- Born: c. 1961
- Movement: Papunyatula

= Yinarupa Nangala =

Australian artist

Yinarupa Nangala (born c. 1961 or c. 1958) is a Pintupi from Western Australia. just west of the Kiwirrkurra community. Her works are held in major art collections including the Art Gallery of NSW, Museum and Art Gallery of the Northern Territory, and the National Gallery of Victoria.

== Career ==
Nangala began to paint in 1996, when her children were older. In the late 2000s, she began to be recognised for her classic Pintupi painting style.

In 2009, Nangala won the Telstra General Painting Award at the National Aboriginal and Torres Strait Islander Art Awards held in The Northern Territory.  In 2008, 2014, 2015 and 2016 she was a finalist in the same award.

In 2010 she received an honourable mention at the 36th Alice Art Prize. In 2014 she was a finalist in the Wynne Prize at the Art Gallery of NSW.

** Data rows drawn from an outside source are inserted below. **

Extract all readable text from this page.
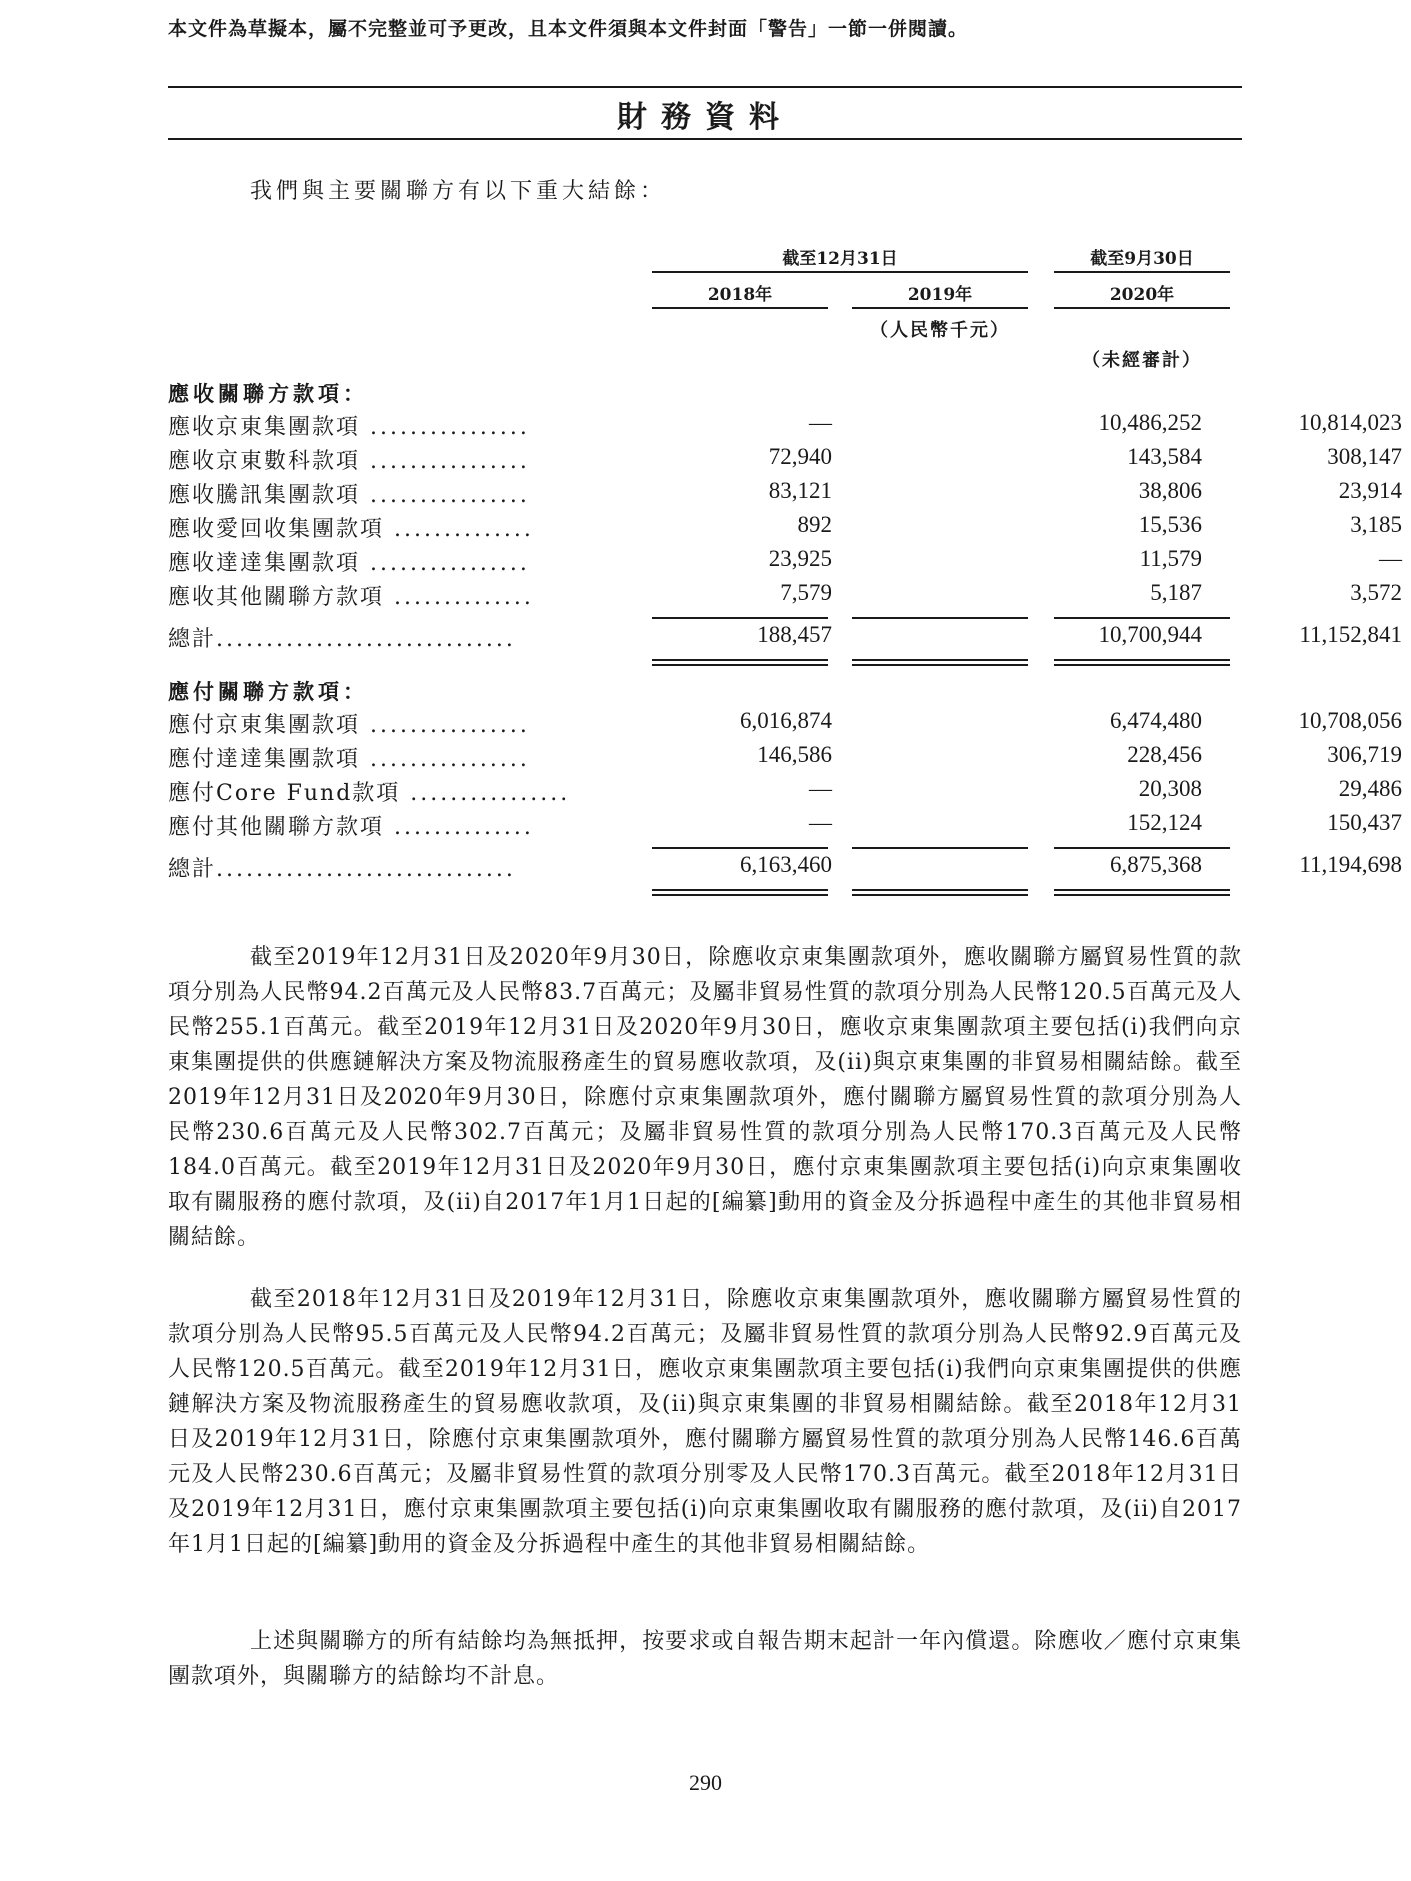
本文件為草擬本，屬不完整並可予更改，且本文件須與本文件封面「警告」一節一併閱讀。
財務資料
我們與主要關聯方有以下重大結餘：
截至12月31日	截至9月30日
2018年	2019年	2020年
（人民幣千元）
（未經審計）
應收關聯方款項：
應收京東集團款項 ................	—	10,486,252	10,814,023
應收京東數科款項 ................	72,940	143,584	308,147
應收騰訊集團款項 ................	83,121	38,806	23,914
應收愛回收集團款項 ..............	892	15,536	3,185
應收達達集團款項 ................	23,925	11,579	—
應收其他關聯方款項 ..............	7,579	5,187	3,572
總計..............................	188,457	10,700,944	11,152,841
應付關聯方款項：
應付京東集團款項 ................	6,016,874	6,474,480	10,708,056
應付達達集團款項 ................	146,586	228,456	306,719
應付Core Fund款項 ................	—	20,308	29,486
應付其他關聯方款項 ..............	—	152,124	150,437
總計..............................	6,163,460	6,875,368	11,194,698
截至2019年12月31日及2020年9月30日，除應收京東集團款項外，應收關聯方屬貿易性質的款項分別為人民幣94.2百萬元及人民幣83.7百萬元；及屬非貿易性質的款項分別為人民幣120.5百萬元及人民幣255.1百萬元。截至2019年12月31日及2020年9月30日，應收京東集團款項主要包括(i)我們向京東集團提供的供應鏈解決方案及物流服務產生的貿易應收款項，及(ii)與京東集團的非貿易相關結餘。截至2019年12月31日及2020年9月30日，除應付京東集團款項外，應付關聯方屬貿易性質的款項分別為人民幣230.6百萬元及人民幣302.7百萬元；及屬非貿易性質的款項分別為人民幣170.3百萬元及人民幣184.0百萬元。截至2019年12月31日及2020年9月30日，應付京東集團款項主要包括(i)向京東集團收取有關服務的應付款項，及(ii)自2017年1月1日起的[編纂]動用的資金及分拆過程中產生的其他非貿易相關結餘。
截至2018年12月31日及2019年12月31日，除應收京東集團款項外，應收關聯方屬貿易性質的款項分別為人民幣95.5百萬元及人民幣94.2百萬元；及屬非貿易性質的款項分別為人民幣92.9百萬元及人民幣120.5百萬元。截至2019年12月31日，應收京東集團款項主要包括(i)我們向京東集團提供的供應鏈解決方案及物流服務產生的貿易應收款項，及(ii)與京東集團的非貿易相關結餘。截至2018年12月31日及2019年12月31日，除應付京東集團款項外，應付關聯方屬貿易性質的款項分別為人民幣146.6百萬元及人民幣230.6百萬元；及屬非貿易性質的款項分別零及人民幣170.3百萬元。截至2018年12月31日及2019年12月31日，應付京東集團款項主要包括(i)向京東集團收取有關服務的應付款項，及(ii)自2017年1月1日起的[編纂]動用的資金及分拆過程中產生的其他非貿易相關結餘。
上述與關聯方的所有結餘均為無抵押，按要求或自報告期末起計一年內償還。除應收／應付京東集團款項外，與關聯方的結餘均不計息。
290
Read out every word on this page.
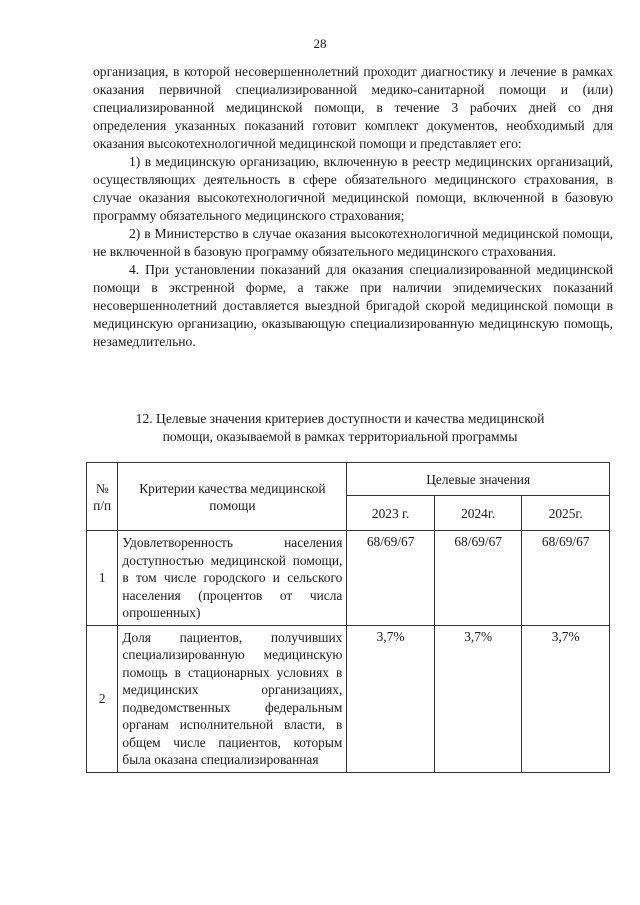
28

организация, в которой несовершеннолетний проходит диагностику и лечение в рамках оказания первичной специализированной медико-санитарной помощи и (или) специализированной медицинской помощи, в течение 3 рабочих дней со дня определения указанных показаний готовит комплект документов, необходимый для оказания высокотехнологичной медицинской помощи и представляет его:

1) в медицинскую организацию, включенную в реестр медицинских организаций, осуществляющих деятельность в сфере обязательного медицинского страхования, в случае оказания высокотехнологичной медицинской помощи, включенной в базовую программу обязательного медицинского страхования;

2) в Министерство в случае оказания высокотехнологичной медицинской помощи, не включенной в базовую программу обязательного медицинского страхования.

4. При установлении показаний для оказания специализированной медицинской помощи в экстренной форме, а также при наличии эпидемических показаний несовершеннолетний доставляется выездной бригадой скорой медицинской помощи в медицинскую организацию, оказывающую специализированную медицинскую помощь, незамедлительно.

12. Целевые значения критериев доступности и качества медицинской помощи, оказываемой в рамках территориальной программы

№ п/п	Критерии качества медицинской помощи	Целевые значения		
		2023 г.	2024г.	2025г.
1	Удовлетворенность населения доступностью медицинской помощи, в том числе городского и сельского населения (процентов от числа опрошенных)	68/69/67	68/69/67	68/69/67
2	Доля пациентов, получивших специализированную медицинскую помощь в стационарных условиях в медицинских организациях, подведомственных федеральным органам исполнительной власти, в общем числе пациентов, которым была оказана специализированная	3,7%	3,7%	3,7%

Yinarupa has held solo as well as group exhibitions. Her works are held in major art collections including the Art Gallery of NSW, Museum and Art Gallery of the Northern Territory, and the National Gallery of Victoria.

== Works ==
Nangala paints her traditional land, specifically areas that are important to the Pintupi women and their ceremonies. Many of the sacred designs are related to the rock-hole site of Mukula (near Juniper Well in Western Australia) and the rock-hole site of Marrapinti (west of the Pollock Hills in Western Australia). Her designs are also associated with the women gathering bushfoods such as the kampurarrpa berries (desert raisin, Solanum centrale) and pura (bush tomato, Solanum chippendalei).  The ‘U’ shapes in the paintings represent the women while the circles represent the berries.

== Personal life ==
Nangala is the daughter of the late Anatjari Tjampitjinpa, founding member of the Papunya Tula art movement. Her late husband was Yala Yala Gibbs Tjungurrayi, also a Papunya Tula artist.